“Keberadaan ASN khususnya pada unsur lini kewilayahan seperti lurah dan camat memiliki daya tarik khusus di mata bakal calon atau calon peserta pemilu dan pemilihan,” kata Agus dalam keterangannya di Jakarta, Rabu.15/6
Agus menyebut profesionalisme dan politik dalam birokrasi bagaikan dua sisi mata uang.
Di satu sisi, profesionalisme telah menjadi salah satu asas dalam penyelenggaraan kebijakan dan manajemen Aparatur Sipil Negara (ASN) sebagaimana tercantum dalam Undang-Undang No.5 Tahun 2014 tentang ASN.
Namun di sisi lain, persoalan kepentingan politik menjadi faktor berpengaruh dalam
birokrasi khususnya jelang perhelatan tahun politik 2024.

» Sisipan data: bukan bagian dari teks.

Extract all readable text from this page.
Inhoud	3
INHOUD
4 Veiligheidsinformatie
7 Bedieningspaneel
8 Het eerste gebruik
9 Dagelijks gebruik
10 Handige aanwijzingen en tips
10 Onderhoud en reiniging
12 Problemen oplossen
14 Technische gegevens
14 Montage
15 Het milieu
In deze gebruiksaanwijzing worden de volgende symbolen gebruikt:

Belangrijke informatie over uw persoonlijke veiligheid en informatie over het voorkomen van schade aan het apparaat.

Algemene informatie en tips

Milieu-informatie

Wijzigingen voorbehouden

Hasil pengawasan KASN pada kurun waktu 2020-2023 mencatat sebanyak 2.034 laporan terhadap ASN dengan 1.596 ASN terbukti melanggar.
Dari jumlah tersebut sebanyak 192 di antaranya adalah pelanggar dari unsur camat dan lurah, dengan jenis pelanggaran yakni mengadakan kegiatan yang mengarah pada 1keberpihakan 36,5 persen.

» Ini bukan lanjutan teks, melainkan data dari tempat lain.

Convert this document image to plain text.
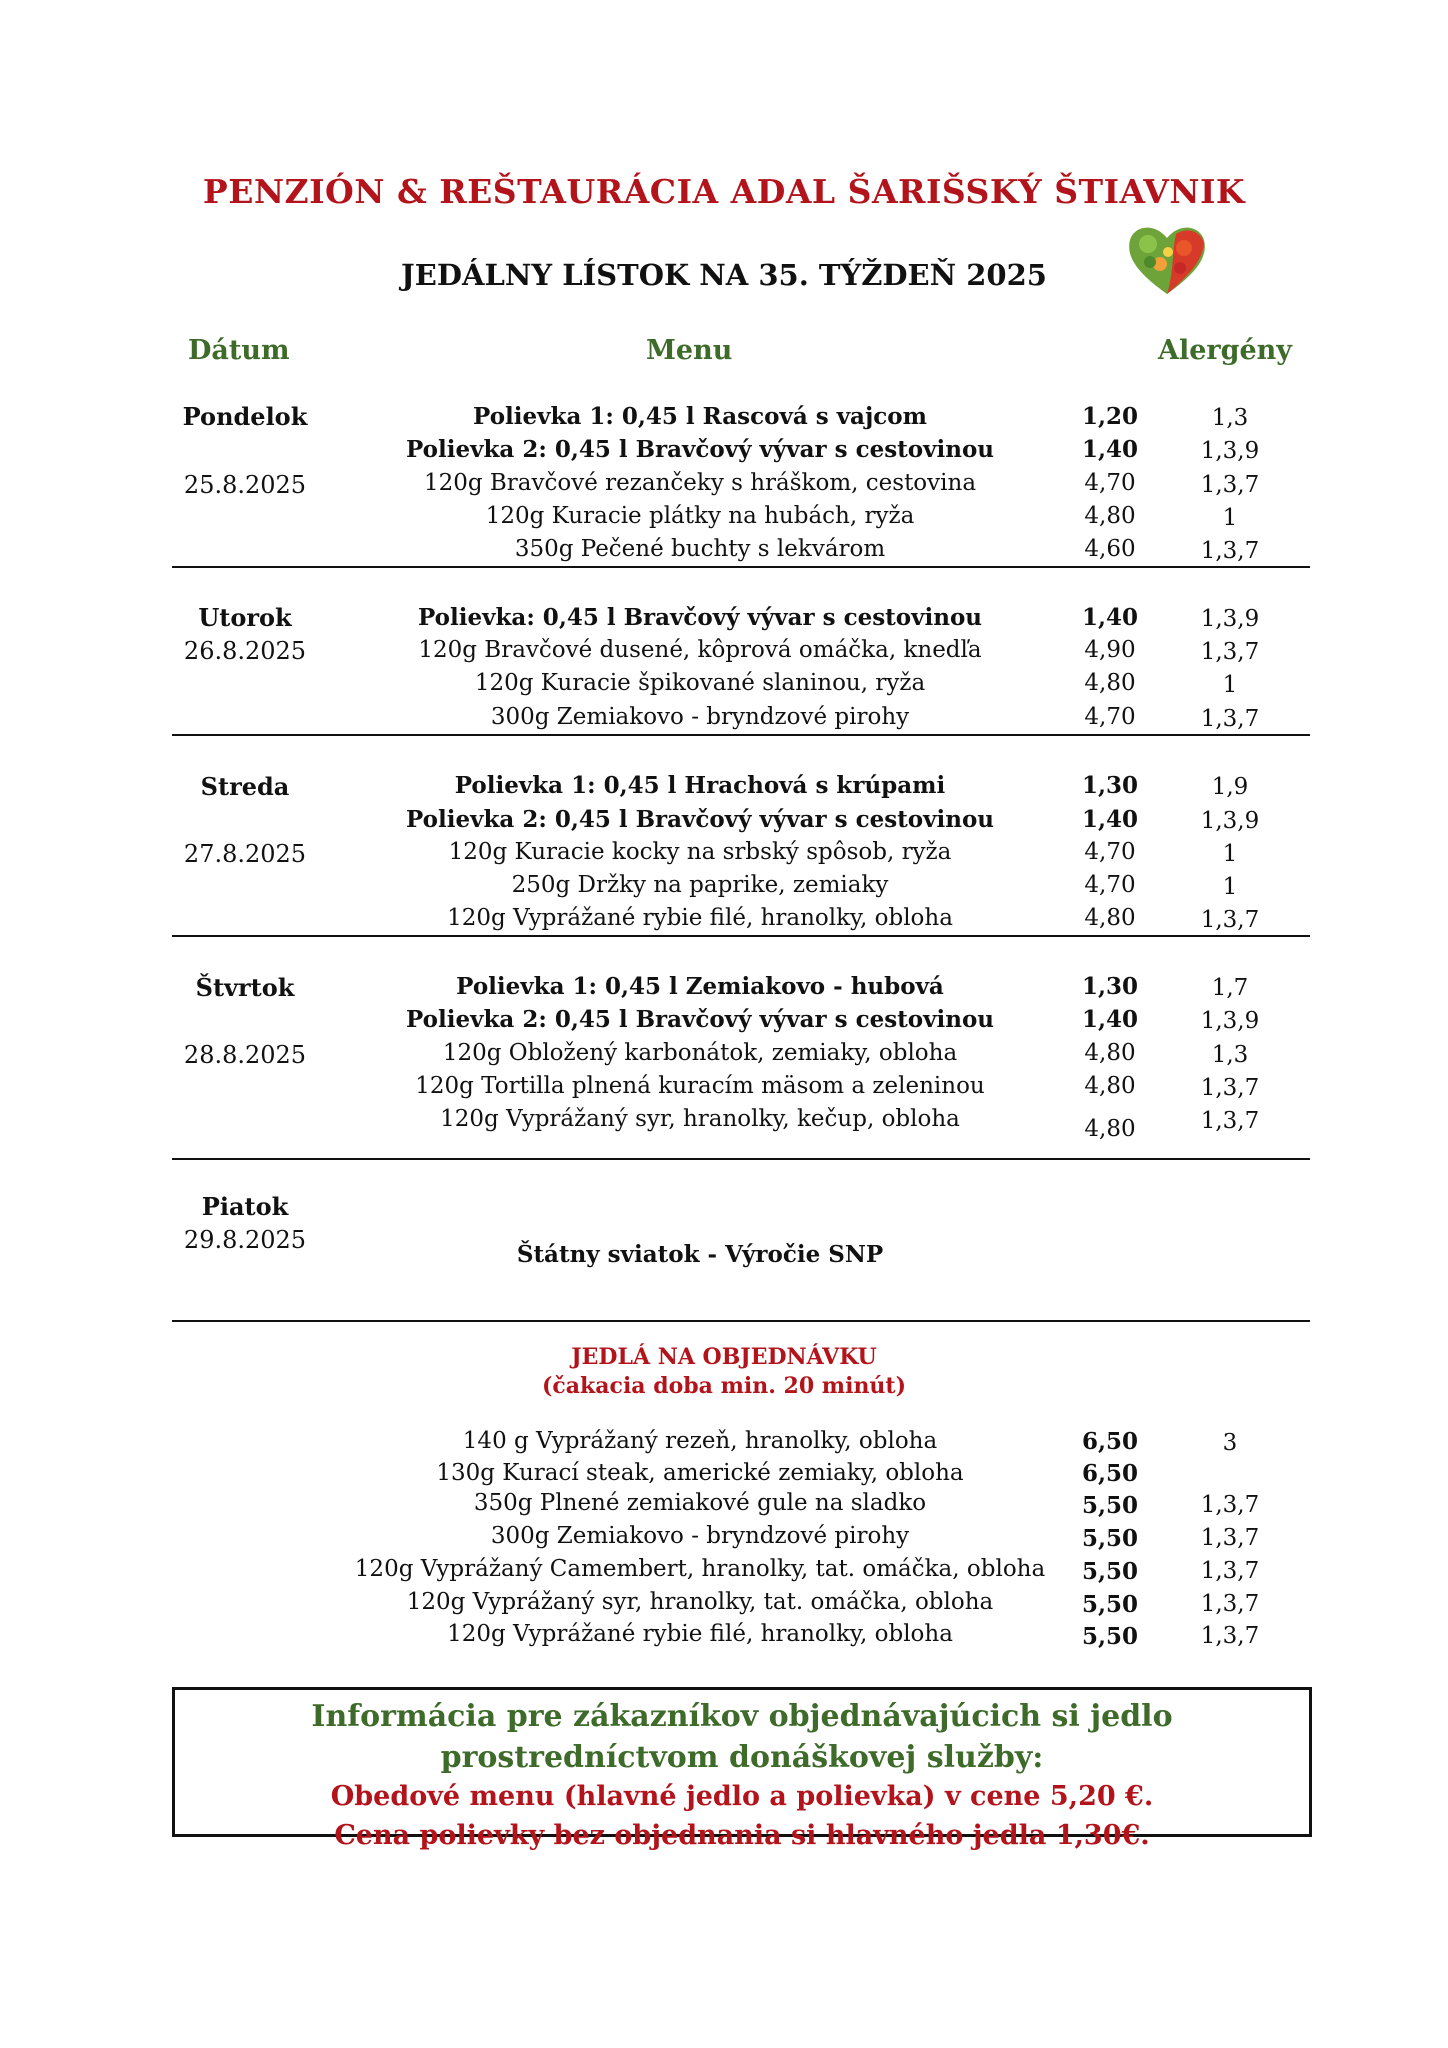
PENZIÓN & REŠTAURÁCIA ADAL ŠARIŠSKÝ ŠTIAVNIK
JEDÁLNY LÍSTOK NA 35. TÝŽDEŇ 2025
Dátum	Menu	Alergény
Pondelok
25.8.2025
Polievka 1: 0,45 l Rascová s vajcom	1,20	1,3
Polievka 2: 0,45 l Bravčový vývar s cestovinou	1,40	1,3,9
120g Bravčové rezančeky s hráškom, cestovina	4,70	1,3,7
120g Kuracie plátky na hubách, ryža	4,80	1
350g Pečené buchty s lekvárom	4,60	1,3,7
Utorok
26.8.2025
Polievka: 0,45 l Bravčový vývar s cestovinou	1,40	1,3,9
120g Bravčové dusené, kôprová omáčka, knedľa	4,90	1,3,7
120g Kuracie špikované slaninou, ryža	4,80	1
300g Zemiakovo - bryndzové pirohy	4,70	1,3,7
Streda
27.8.2025
Polievka 1: 0,45 l Hrachová s krúpami	1,30	1,9
Polievka 2: 0,45 l Bravčový vývar s cestovinou	1,40	1,3,9
120g Kuracie kocky na srbský spôsob, ryža	4,70	1
250g Držky na paprike, zemiaky	4,70	1
120g Vyprážané rybie filé, hranolky, obloha	4,80	1,3,7
Štvrtok
28.8.2025
Polievka 1: 0,45 l Zemiakovo - hubová	1,30	1,7
Polievka 2: 0,45 l Bravčový vývar s cestovinou	1,40	1,3,9
120g Obložený karbonátok, zemiaky, obloha	4,80	1,3
120g Tortilla plnená kuracím mäsom a zeleninou	4,80	1,3,7
120g Vyprážaný syr, hranolky, kečup, obloha	4,80	1,3,7
Piatok
29.8.2025
Štátny sviatok - Výročie SNP
JEDLÁ NA OBJEDNÁVKU
(čakacia doba min. 20 minút)
140 g Vyprážaný rezeň, hranolky, obloha	6,50	3
130g Kurací steak, americké zemiaky, obloha	6,50
350g Plnené zemiakové gule na sladko	5,50	1,3,7
300g Zemiakovo - bryndzové pirohy	5,50	1,3,7
120g Vyprážaný Camembert, hranolky, tat. omáčka, obloha	5,50	1,3,7
120g Vyprážaný syr, hranolky, tat. omáčka, obloha	5,50	1,3,7
120g Vyprážané rybie filé, hranolky, obloha	5,50	1,3,7
Informácia pre zákazníkov objednávajúcich si jedlo
prostredníctvom donáškovej služby:
Obedové menu (hlavné jedlo a polievka) v cene 5,20 €.
Cena polievky bez objednania si hlavného jedla 1,30€.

Disusul dengan kampanye/sosialisasi di media sosial seperti posting/like/komentar sebanyak 20,1 persen, menghadiri deklarasi bakal calon/calon sebanyak 15,8 persen, foto bersama calon/bakal calon sebanyak 11,1 persen dan menjadi peserta kampanye 7,4 persen.
Pada kesempatan yang sama Sekretaris Jenderal Kementerian Dalam Negeri Suhajar Diantoro mengatakan dalam menghadapi Pemilu ASN bisa dibagi dalam tiga kelompok.
Kelompok pertama adalah petualang yang mencari jabatan, kelompok kedua adalah yang mencari peruntungan oportunis dan yang ketiga kelompok yang profesional.
“Yang bersikap netral menjadi kelompok yang paling berlangsung baik kariernya, dia tidak terombang-ambing kondisi perpolitikan yang ada,” kata Suhajar.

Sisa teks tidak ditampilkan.